Becerra committed to sharing the new ownership information publicly with consumers once it is available. The announcement in the federal register, however, said decisions about how to share the information will not be decided until after the rule is finalized.

President Joe Biden signed an executive order on abortion access during an event in the Roosevelt Room of the White House in July, as Vice President Kamala Harris, Health and Human Services Secretary Xavier Becerra, and Deputy Attorney General Lisa Monaco watch.
President Joe Biden signed an executive order on abortion access during an event in the Roosevelt Room of the White House in July, as Vice President Kamala Harris, Health and Human Services Secretary Xavier Becerra, and Deputy Attorney General Lisa Monaco watch.

Consumers likely will find the information in the federal government’s online score card known as Nursing Home Care Compare.

It includes a quality rating for the facility and a long list of names – any business or person with at least a 5% ownership stake. It does not make clear who has real decision-making authority and whether the nursing home is part of a chain. It does not show other facilities run by the same operator or their scores so that a family can see how many have good outcomes or bad.

The GAO said federal regulators should improve the information provided to consumers and do so in plain language, not detailed lists without relevant context. The report cited USA TODAY’s investigation of one chain as evidence of growing public interest in who runs nursing homes.

Consumer advocates have said that while transparency is important, Biden’s reforms should be paired with increased enforcement of quality standards.

“The heart of it, the whole purpose of this effort, has to be that CMS and the state (inspection) agencies are using this information to monitor ownership groups and holding them accountable for quality care across their facilities, whether it be two facilities or hundreds of facilities,” said Richard Mollot, executive director of the Long Term Care Community Coalition.

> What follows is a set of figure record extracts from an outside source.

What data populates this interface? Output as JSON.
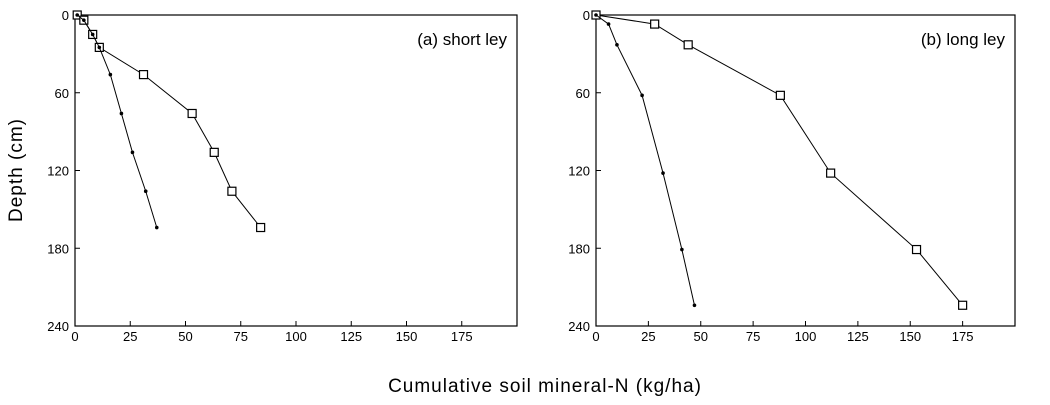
{
  "xlabel": "Cumulative soil mineral-N (kg/ha)",
  "ylabel": "Depth (cm)",
  "chart_data": [
    {
      "type": "line",
      "annotation": "(a) short ley",
      "xlim": [
        0,
        200
      ],
      "xticks": [
        0,
        25,
        50,
        75,
        100,
        125,
        150,
        175
      ],
      "ylim": [
        0,
        240
      ],
      "yticks": [
        0,
        60,
        120,
        180,
        240
      ],
      "y_inverted": true,
      "series": [
        {
          "color": "#000000",
          "marker": "square",
          "x": [
            1,
            4,
            8,
            11,
            31,
            53,
            63,
            71,
            84
          ],
          "values": [
            0,
            4,
            15,
            25,
            46,
            76,
            106,
            136,
            164
          ]
        },
        {
          "color": "#000000",
          "marker": "dot",
          "x": [
            1,
            4,
            8,
            11,
            16,
            21,
            26,
            32,
            37
          ],
          "values": [
            0,
            4,
            15,
            25,
            46,
            76,
            106,
            136,
            164
          ]
        }
      ]
    },
    {
      "type": "line",
      "annotation": "(b) long ley",
      "xlim": [
        0,
        200
      ],
      "xticks": [
        0,
        25,
        50,
        75,
        100,
        125,
        150,
        175
      ],
      "ylim": [
        0,
        240
      ],
      "yticks": [
        0,
        60,
        120,
        180,
        240
      ],
      "y_inverted": true,
      "series": [
        {
          "color": "#000000",
          "marker": "square",
          "x": [
            0,
            28,
            44,
            88,
            112,
            153,
            175
          ],
          "values": [
            0,
            7,
            23,
            62,
            122,
            181,
            224
          ]
        },
        {
          "color": "#000000",
          "marker": "dot",
          "x": [
            0,
            6,
            10,
            22,
            32,
            41,
            47
          ],
          "values": [
            0,
            7,
            23,
            62,
            122,
            181,
            224
          ]
        }
      ]
    }
  ]
}
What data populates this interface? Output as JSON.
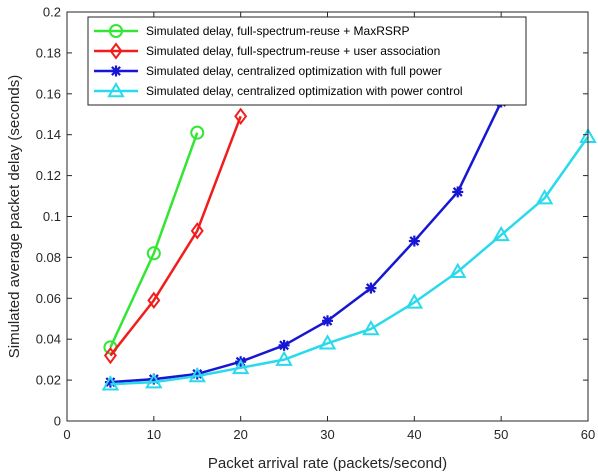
{
  "chart_data": {
    "type": "line",
    "title": "",
    "xlabel": "Packet arrival rate (packets/second)",
    "ylabel": "Simulated average packet delay (seconds)",
    "xlim": [
      0,
      60
    ],
    "ylim": [
      0,
      0.2
    ],
    "xticks": [
      "0",
      "10",
      "20",
      "30",
      "40",
      "50",
      "60"
    ],
    "yticks": [
      "0",
      "0.02",
      "0.04",
      "0.06",
      "0.08",
      "0.1",
      "0.12",
      "0.14",
      "0.16",
      "0.18",
      "0.2"
    ],
    "grid": false,
    "legend_position": "top-right",
    "series": [
      {
        "name": "Simulated delay, full-spectrum-reuse + MaxRSRP",
        "color": "#33e633",
        "marker": "circle",
        "x": [
          5,
          10,
          15
        ],
        "y": [
          0.036,
          0.082,
          0.141
        ]
      },
      {
        "name": "Simulated delay, full-spectrum-reuse + user association",
        "color": "#f21c1c",
        "marker": "diamond",
        "x": [
          5,
          10,
          15,
          20
        ],
        "y": [
          0.032,
          0.059,
          0.093,
          0.149
        ]
      },
      {
        "name": "Simulated delay, centralized optimization with full power",
        "color": "#1616d4",
        "marker": "asterisk",
        "x": [
          5,
          10,
          15,
          20,
          25,
          30,
          35,
          40,
          45,
          50
        ],
        "y": [
          0.019,
          0.0205,
          0.023,
          0.029,
          0.037,
          0.049,
          0.065,
          0.088,
          0.112,
          0.156
        ]
      },
      {
        "name": "Simulated delay, centralized optimization with power control",
        "color": "#29d9ec",
        "marker": "triangle",
        "x": [
          5,
          10,
          15,
          20,
          25,
          30,
          35,
          40,
          45,
          50,
          55,
          60
        ],
        "y": [
          0.018,
          0.019,
          0.022,
          0.026,
          0.03,
          0.038,
          0.045,
          0.058,
          0.073,
          0.091,
          0.109,
          0.139
        ]
      }
    ]
  }
}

Blum said CMS plans to use the new ownership information to better track when nursing homes change ownership, which he said often precedes declines in care quality. Large operating chains, landlords and investors frequently buy and sell “investment-grade” nursing homes, which often leads to changes in leadership, policies and staffing levels.

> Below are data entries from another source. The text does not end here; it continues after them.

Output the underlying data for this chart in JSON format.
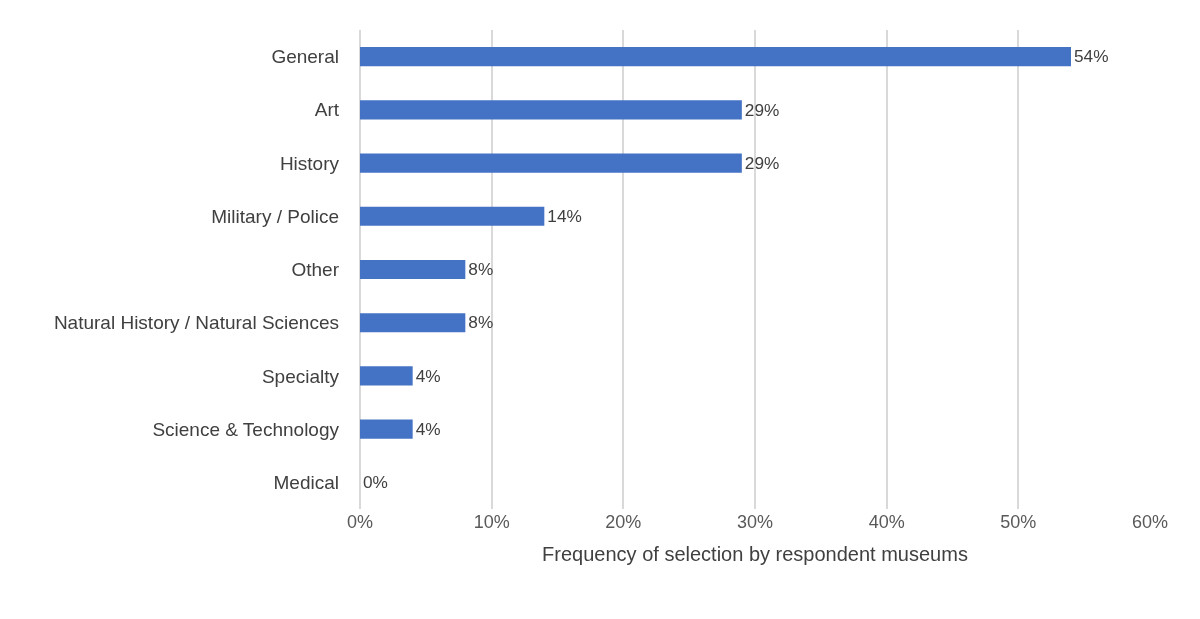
{
  "chart_data": {
    "type": "bar",
    "orientation": "horizontal",
    "xlabel": "Frequency of selection by respondent museums",
    "categories": [
      "General",
      "Art",
      "History",
      "Military / Police",
      "Other",
      "Natural History / Natural Sciences",
      "Specialty",
      "Science & Technology",
      "Medical"
    ],
    "values": [
      54,
      29,
      29,
      14,
      8,
      8,
      4,
      4,
      0
    ],
    "value_labels": [
      "54%",
      "29%",
      "29%",
      "14%",
      "8%",
      "8%",
      "4%",
      "4%",
      "0%"
    ],
    "color": "#4472c4",
    "xlim": [
      0,
      60
    ],
    "xticks": [
      {
        "value": 0,
        "label": "0%"
      },
      {
        "value": 10,
        "label": "10%"
      },
      {
        "value": 20,
        "label": "20%"
      },
      {
        "value": 30,
        "label": "30%"
      },
      {
        "value": 40,
        "label": "40%"
      },
      {
        "value": 50,
        "label": "50%"
      },
      {
        "value": 60,
        "label": "60%"
      }
    ],
    "grid": "x"
  }
}
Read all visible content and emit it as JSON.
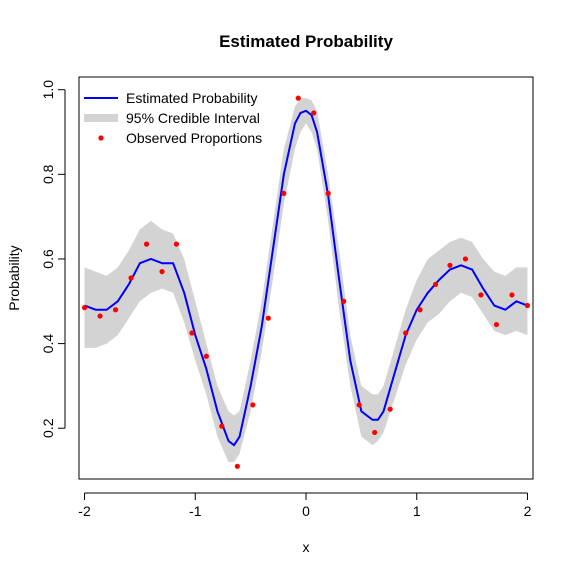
{
  "chart_data": {
    "type": "line",
    "title": "Estimated Probability",
    "xlabel": "x",
    "ylabel": "Probability",
    "xlim": [
      -2.05,
      2.05
    ],
    "ylim": [
      0.08,
      1.03
    ],
    "x_ticks": [
      -2,
      -1,
      0,
      1,
      2
    ],
    "x_tick_labels": [
      "-2",
      "-1",
      "0",
      "1",
      "2"
    ],
    "y_ticks": [
      0.2,
      0.4,
      0.6,
      0.8,
      1.0
    ],
    "y_tick_labels": [
      "0.2",
      "0.4",
      "0.6",
      "0.8",
      "1.0"
    ],
    "grid": false,
    "legend_position": "top-left",
    "colors": {
      "line": "#0000ff",
      "band": "#d3d3d3",
      "points": "#ff0000",
      "axis": "#000000"
    },
    "series": [
      {
        "name": "Estimated Probability",
        "kind": "line",
        "x": [
          -2.0,
          -1.9,
          -1.8,
          -1.7,
          -1.6,
          -1.5,
          -1.4,
          -1.3,
          -1.2,
          -1.1,
          -1.0,
          -0.9,
          -0.8,
          -0.7,
          -0.65,
          -0.6,
          -0.5,
          -0.4,
          -0.3,
          -0.2,
          -0.1,
          -0.05,
          0.0,
          0.05,
          0.1,
          0.2,
          0.3,
          0.4,
          0.5,
          0.6,
          0.65,
          0.7,
          0.8,
          0.9,
          1.0,
          1.1,
          1.2,
          1.3,
          1.4,
          1.5,
          1.6,
          1.7,
          1.8,
          1.9,
          2.0
        ],
        "y": [
          0.49,
          0.48,
          0.48,
          0.5,
          0.54,
          0.59,
          0.6,
          0.59,
          0.59,
          0.52,
          0.42,
          0.34,
          0.24,
          0.17,
          0.16,
          0.18,
          0.3,
          0.44,
          0.62,
          0.8,
          0.92,
          0.945,
          0.95,
          0.94,
          0.9,
          0.75,
          0.55,
          0.36,
          0.24,
          0.22,
          0.22,
          0.24,
          0.33,
          0.42,
          0.48,
          0.52,
          0.55,
          0.575,
          0.585,
          0.575,
          0.53,
          0.49,
          0.48,
          0.5,
          0.49
        ]
      },
      {
        "name": "95% Credible Interval",
        "kind": "band",
        "x": [
          -2.0,
          -1.9,
          -1.8,
          -1.7,
          -1.6,
          -1.5,
          -1.4,
          -1.3,
          -1.2,
          -1.1,
          -1.0,
          -0.9,
          -0.8,
          -0.7,
          -0.65,
          -0.6,
          -0.5,
          -0.4,
          -0.3,
          -0.2,
          -0.1,
          -0.05,
          0.0,
          0.05,
          0.1,
          0.2,
          0.3,
          0.4,
          0.5,
          0.6,
          0.65,
          0.7,
          0.8,
          0.9,
          1.0,
          1.1,
          1.2,
          1.3,
          1.4,
          1.5,
          1.6,
          1.7,
          1.8,
          1.9,
          2.0
        ],
        "lower": [
          0.39,
          0.39,
          0.4,
          0.42,
          0.46,
          0.5,
          0.52,
          0.53,
          0.52,
          0.45,
          0.36,
          0.28,
          0.18,
          0.12,
          0.12,
          0.14,
          0.24,
          0.38,
          0.55,
          0.73,
          0.86,
          0.9,
          0.92,
          0.9,
          0.86,
          0.69,
          0.48,
          0.3,
          0.18,
          0.16,
          0.17,
          0.19,
          0.27,
          0.35,
          0.41,
          0.45,
          0.47,
          0.5,
          0.52,
          0.51,
          0.47,
          0.43,
          0.42,
          0.43,
          0.42
        ],
        "upper": [
          0.58,
          0.57,
          0.56,
          0.58,
          0.62,
          0.67,
          0.69,
          0.67,
          0.66,
          0.6,
          0.5,
          0.4,
          0.3,
          0.24,
          0.23,
          0.24,
          0.36,
          0.5,
          0.68,
          0.86,
          0.96,
          0.98,
          0.98,
          0.975,
          0.95,
          0.8,
          0.62,
          0.42,
          0.3,
          0.28,
          0.28,
          0.3,
          0.39,
          0.48,
          0.55,
          0.6,
          0.62,
          0.64,
          0.65,
          0.64,
          0.6,
          0.57,
          0.56,
          0.58,
          0.58
        ]
      },
      {
        "name": "Observed Proportions",
        "kind": "points",
        "x": [
          -2.0,
          -1.86,
          -1.72,
          -1.58,
          -1.44,
          -1.3,
          -1.17,
          -1.03,
          -0.9,
          -0.76,
          -0.62,
          -0.48,
          -0.34,
          -0.2,
          -0.07,
          0.07,
          0.2,
          0.34,
          0.48,
          0.62,
          0.76,
          0.9,
          1.03,
          1.17,
          1.3,
          1.44,
          1.58,
          1.72,
          1.86,
          2.0
        ],
        "y": [
          0.485,
          0.465,
          0.48,
          0.555,
          0.635,
          0.57,
          0.635,
          0.425,
          0.37,
          0.205,
          0.11,
          0.255,
          0.46,
          0.755,
          0.98,
          0.945,
          0.755,
          0.5,
          0.255,
          0.19,
          0.245,
          0.425,
          0.48,
          0.54,
          0.585,
          0.6,
          0.515,
          0.445,
          0.515,
          0.49
        ]
      }
    ]
  }
}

Neither Blum nor Becerra said whether the agency would use expanded ownership information to enforce performance standards at a chain level.

CMS, and the state survey agencies that conduct inspections for them, typically focus on problems at one nursing home at a time. The regulator has requested Congress provide explicit authority to take enforcement actions against owners with a pattern of poor quality.

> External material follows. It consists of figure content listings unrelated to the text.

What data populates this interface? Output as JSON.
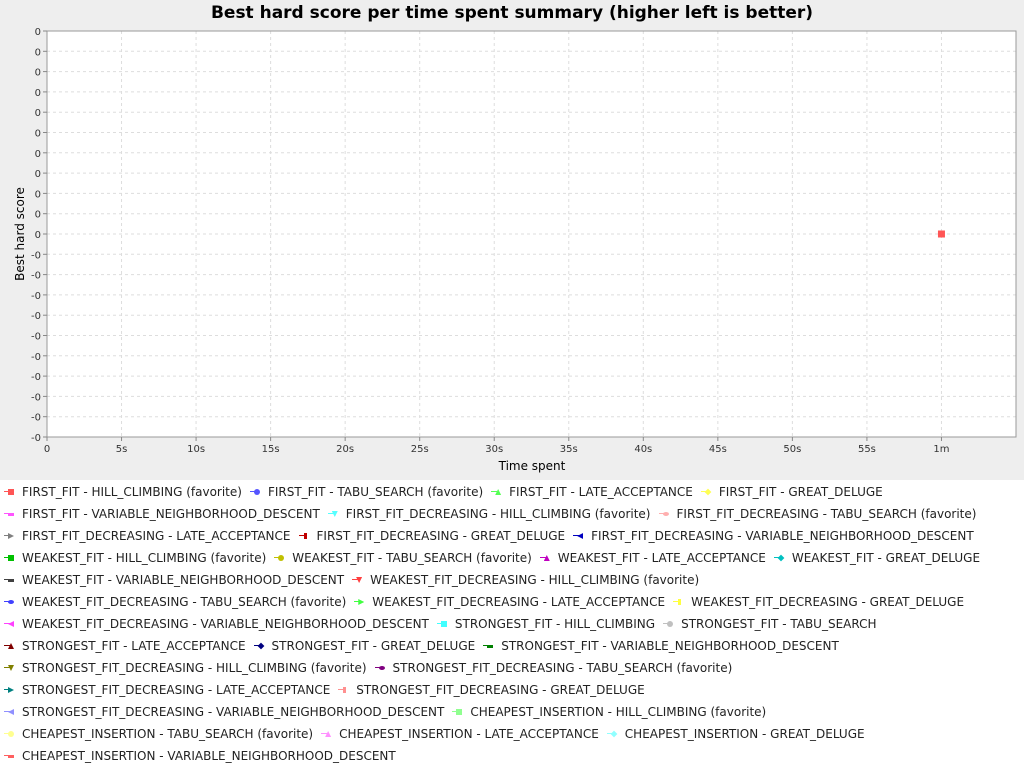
{
  "chart_data": {
    "type": "scatter",
    "title": "Best hard score per time spent summary (higher left is better)",
    "xlabel": "Time spent",
    "ylabel": "Best hard score",
    "x_ticks": [
      "0",
      "5s",
      "10s",
      "15s",
      "20s",
      "25s",
      "30s",
      "35s",
      "40s",
      "45s",
      "50s",
      "55s",
      "1m"
    ],
    "y_ticks": [
      "0",
      "0",
      "0",
      "0",
      "0",
      "0",
      "0",
      "0",
      "0",
      "0",
      "0",
      "-0",
      "-0",
      "-0",
      "-0",
      "-0",
      "-0",
      "-0",
      "-0",
      "-0",
      "-0"
    ],
    "xlim": [
      0,
      65
    ],
    "grid": true,
    "legend_position": "bottom",
    "series": [
      {
        "name": "FIRST_FIT - HILL_CLIMBING (favorite)",
        "color": "#ff5555",
        "shape": "square",
        "points": [
          {
            "x": 60,
            "y": 0
          }
        ]
      }
    ]
  },
  "legend": {
    "rows": [
      [
        {
          "label": "FIRST_FIT - HILL_CLIMBING (favorite)",
          "color": "#ff5555",
          "shape": "square"
        },
        {
          "label": "FIRST_FIT - TABU_SEARCH (favorite)",
          "color": "#5555ff",
          "shape": "circle"
        },
        {
          "label": "FIRST_FIT - LATE_ACCEPTANCE",
          "color": "#55ff55",
          "shape": "triangle-up"
        },
        {
          "label": "FIRST_FIT - GREAT_DELUGE",
          "color": "#ffff55",
          "shape": "diamond"
        }
      ],
      [
        {
          "label": "FIRST_FIT - VARIABLE_NEIGHBORHOOD_DESCENT",
          "color": "#ff55ff",
          "shape": "rect-h"
        },
        {
          "label": "FIRST_FIT_DECREASING - HILL_CLIMBING (favorite)",
          "color": "#55ffff",
          "shape": "triangle-down"
        },
        {
          "label": "FIRST_FIT_DECREASING - TABU_SEARCH (favorite)",
          "color": "#ffafaf",
          "shape": "ellipse"
        }
      ],
      [
        {
          "label": "FIRST_FIT_DECREASING - LATE_ACCEPTANCE",
          "color": "#808080",
          "shape": "triangle-right"
        },
        {
          "label": "FIRST_FIT_DECREASING - GREAT_DELUGE",
          "color": "#c00000",
          "shape": "rect-v"
        },
        {
          "label": "FIRST_FIT_DECREASING - VARIABLE_NEIGHBORHOOD_DESCENT",
          "color": "#0000c0",
          "shape": "triangle-left"
        }
      ],
      [
        {
          "label": "WEAKEST_FIT - HILL_CLIMBING (favorite)",
          "color": "#00c000",
          "shape": "square"
        },
        {
          "label": "WEAKEST_FIT - TABU_SEARCH (favorite)",
          "color": "#c0c000",
          "shape": "circle"
        },
        {
          "label": "WEAKEST_FIT - LATE_ACCEPTANCE",
          "color": "#c000c0",
          "shape": "triangle-up"
        },
        {
          "label": "WEAKEST_FIT - GREAT_DELUGE",
          "color": "#00c0c0",
          "shape": "diamond"
        }
      ],
      [
        {
          "label": "WEAKEST_FIT - VARIABLE_NEIGHBORHOOD_DESCENT",
          "color": "#404040",
          "shape": "rect-h"
        },
        {
          "label": "WEAKEST_FIT_DECREASING - HILL_CLIMBING (favorite)",
          "color": "#ff4040",
          "shape": "triangle-down"
        }
      ],
      [
        {
          "label": "WEAKEST_FIT_DECREASING - TABU_SEARCH (favorite)",
          "color": "#4040ff",
          "shape": "ellipse"
        },
        {
          "label": "WEAKEST_FIT_DECREASING - LATE_ACCEPTANCE",
          "color": "#40ff40",
          "shape": "triangle-right"
        },
        {
          "label": "WEAKEST_FIT_DECREASING - GREAT_DELUGE",
          "color": "#ffff40",
          "shape": "rect-v"
        }
      ],
      [
        {
          "label": "WEAKEST_FIT_DECREASING - VARIABLE_NEIGHBORHOOD_DESCENT",
          "color": "#ff40ff",
          "shape": "triangle-left"
        },
        {
          "label": "STRONGEST_FIT - HILL_CLIMBING",
          "color": "#40ffff",
          "shape": "square"
        },
        {
          "label": "STRONGEST_FIT - TABU_SEARCH",
          "color": "#c0c0c0",
          "shape": "circle"
        }
      ],
      [
        {
          "label": "STRONGEST_FIT - LATE_ACCEPTANCE",
          "color": "#800000",
          "shape": "triangle-up"
        },
        {
          "label": "STRONGEST_FIT - GREAT_DELUGE",
          "color": "#000080",
          "shape": "diamond"
        },
        {
          "label": "STRONGEST_FIT - VARIABLE_NEIGHBORHOOD_DESCENT",
          "color": "#008000",
          "shape": "rect-h"
        }
      ],
      [
        {
          "label": "STRONGEST_FIT_DECREASING - HILL_CLIMBING (favorite)",
          "color": "#808000",
          "shape": "triangle-down"
        },
        {
          "label": "STRONGEST_FIT_DECREASING - TABU_SEARCH (favorite)",
          "color": "#800080",
          "shape": "ellipse"
        }
      ],
      [
        {
          "label": "STRONGEST_FIT_DECREASING - LATE_ACCEPTANCE",
          "color": "#008080",
          "shape": "triangle-right"
        },
        {
          "label": "STRONGEST_FIT_DECREASING - GREAT_DELUGE",
          "color": "#ff9090",
          "shape": "rect-v"
        }
      ],
      [
        {
          "label": "STRONGEST_FIT_DECREASING - VARIABLE_NEIGHBORHOOD_DESCENT",
          "color": "#9090ff",
          "shape": "triangle-left"
        },
        {
          "label": "CHEAPEST_INSERTION - HILL_CLIMBING (favorite)",
          "color": "#90ff90",
          "shape": "square"
        }
      ],
      [
        {
          "label": "CHEAPEST_INSERTION - TABU_SEARCH (favorite)",
          "color": "#ffff90",
          "shape": "circle"
        },
        {
          "label": "CHEAPEST_INSERTION - LATE_ACCEPTANCE",
          "color": "#ff90ff",
          "shape": "triangle-up"
        },
        {
          "label": "CHEAPEST_INSERTION - GREAT_DELUGE",
          "color": "#90ffff",
          "shape": "diamond"
        }
      ],
      [
        {
          "label": "CHEAPEST_INSERTION - VARIABLE_NEIGHBORHOOD_DESCENT",
          "color": "#ff6060",
          "shape": "rect-h"
        }
      ]
    ]
  }
}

In some cases, owners have been able to avoid civil penalties by closing a nursing home. Regulators would like to be able to deny payments to whole nursing home chains with poor track records or a history of fraud, rather than having to issue those penalties facility by facility, according to the GAO report.

Blum said that the government would not hesitate to issue financial penalties to nursing homes or stop payments to facilities that did not provide complete or accurate information about their ownership structure under the new rule.

“If you don’t comply,” he said, “you can’t participate” in Medicaid or Medicare.